12-03 Balloon_ Extraits critiques

PROPOS du REALISATEUR

Comme vos deux films précédents, Tharlo et Jinpa, Balloon est tiré d’une nouvelle que vous avez écrite. Pouvez-vous expliquer d’où vient cette histoire?

L’inspiration est née il y a de nombreuses années. Au début des années 2000, j’étudiais à l’Académie du cinéma de Pékin. Un soir d’automne, dans le quartier, mon regard a croisé un ballon rouge volant dans le vent. Il m’a semblé qu’il s’agissait d’une image de départ très forte pour un film. Cette image clé m’a aussi renvoyé à une autre symbolique du ballon: celle du préservatif. C’est ainsi que le squelette de cette histoire a pris forme dans mon esprit.


Avez-vous toujours voulu en faire un film ou est-ce arrivé plus tard?

Au début,ent, je n’ai pas pu le réaliser. J’ai alors choisi d’en faire un texte littéraire, que j’ai publié.


En quoi l’histoire racontée par le film est-elle différente de celle de la nouvelle?

La structure de base de l’histoire est la même, il n’y a pas de changement majeur, mais certains personnages ont été développés, tout particulièrement celui de la nonne. J’ai ajouté dans le scénario le personnage de son ancien amoureux, l’enseignant du collège, et le livre «» écrit par cet enseignant à partir de ce qu’ils ont vécu auparavant. J’ai aussi ajouté des moments plus oniriques et des scènes de rêve, qui ne se trouvaient pas dans le texte publié.
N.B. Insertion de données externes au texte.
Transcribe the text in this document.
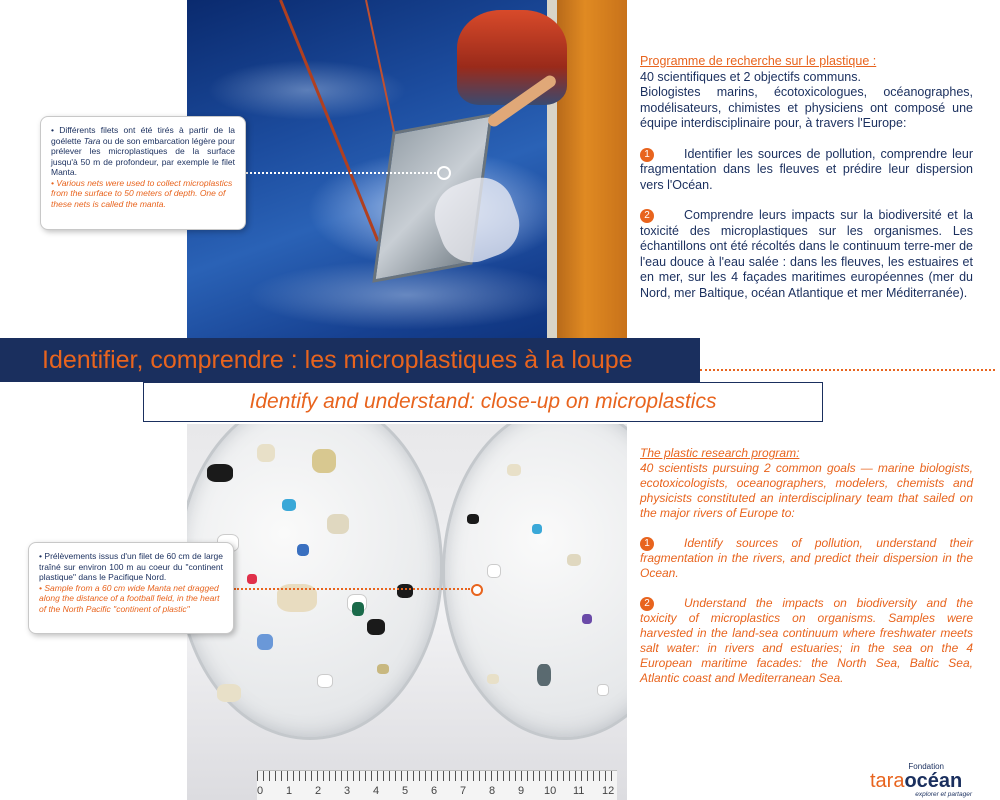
• Différents filets ont été tirés à partir de la goélette Tara ou de son embarcation légère pour prélever les microplastiques de la surface jusqu'à 50 m de profondeur, par exemple le filet Manta.
• Various nets were used to collect microplastics from the surface to 50 meters of depth. One of these nets is called the manta.
Identifier, comprendre : les microplastiques à la loupe
Identify and understand: close-up on microplastics
0 1 2 3 4 5 6 7 8 9 10 11 12
• Prélèvements issus d'un filet de 60 cm de large traîné sur environ 100 m au coeur du "continent plastique" dans le Pacifique Nord.
• Sample from a 60 cm wide Manta net dragged along the distance of a football field, in the heart of the North Pacific "continent of plastic"
Programme de recherche sur le plastique :
40 scientifiques et 2 objectifs communs.
Biologistes marins, écotoxicologues, océanographes, modélisateurs, chimistes et physiciens ont composé une équipe interdisciplinaire pour, à travers l'Europe:
1	Identifier les sources de pollution, comprendre leur fragmentation dans les fleuves et prédire leur dispersion vers l'Océan.
2	Comprendre leurs impacts sur la biodiversité et la toxicité des microplastiques sur les organismes. Les échantillons ont été récoltés dans le continuum terre-mer de l'eau douce à l'eau salée : dans les fleuves, les estuaires et en mer, sur les 4 façades maritimes européennes (mer du Nord, mer Baltique, océan Atlantique et mer Méditerranée).
The plastic research program:
40 scientists pursuing 2 common goals — marine biologists, ecotoxicologists, oceanographers, modelers, chemists and physicists constituted an interdisciplinary team that sailed on the major rivers of Europe to:
1	Identify sources of pollution, understand their fragmentation in the rivers, and predict their dispersion in the Ocean.
2	Understand the impacts on biodiversity and the toxicity of microplastics on organisms. Samples were harvested in the land-sea continuum where freshwater meets salt water: in rivers and estuaries; in the sea on the 4 European maritime facades: the North Sea, Baltic Sea, Atlantic coast and Mediterranean Sea.
Fondation
taraocéan
explorer et partager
Le scénario de Balloon était-il très proche de ce que nous voyons à l’écran? Jusqu’où allez-vous dans la description des situations et l’écriture des dialogues au stade du scénario ?

L’écriture d’un scénario impose de prendre en compte de nombreux facteurs tels que la censure, le financement et la production. Ce fut aussi le cas pour Balloon. Le bureau de la censure a supprimé une intrigue secondaire qui figurait dans la version d'origine. Dans le film quand la nonne se rend à l'école, elle voit une image évoquant cette fable, dessinée sur le tableau.


Il y a plus d’humour dans ce film que dans vos précédentes réalisations. Était-ce intentionnel?

La présence d’une dimension humoristique est naturelle pour moi, et ces aspects étaient présents dès le processus d’écriture.


Vous étiez-vous donné des règles particulières pour la mise en scène, par exemple en ce qui concerne le rythme, le jeu des acteurs, etc.?

Non, il n’y a pas de règles préexistantes. Pour les acteurs, j’ai cet espoir que les personnages sont proches de la texture de la vie elle-même, et pour ce qui est du rythme, il est calqué sur la narration et les évolutions psychologiques des personnages.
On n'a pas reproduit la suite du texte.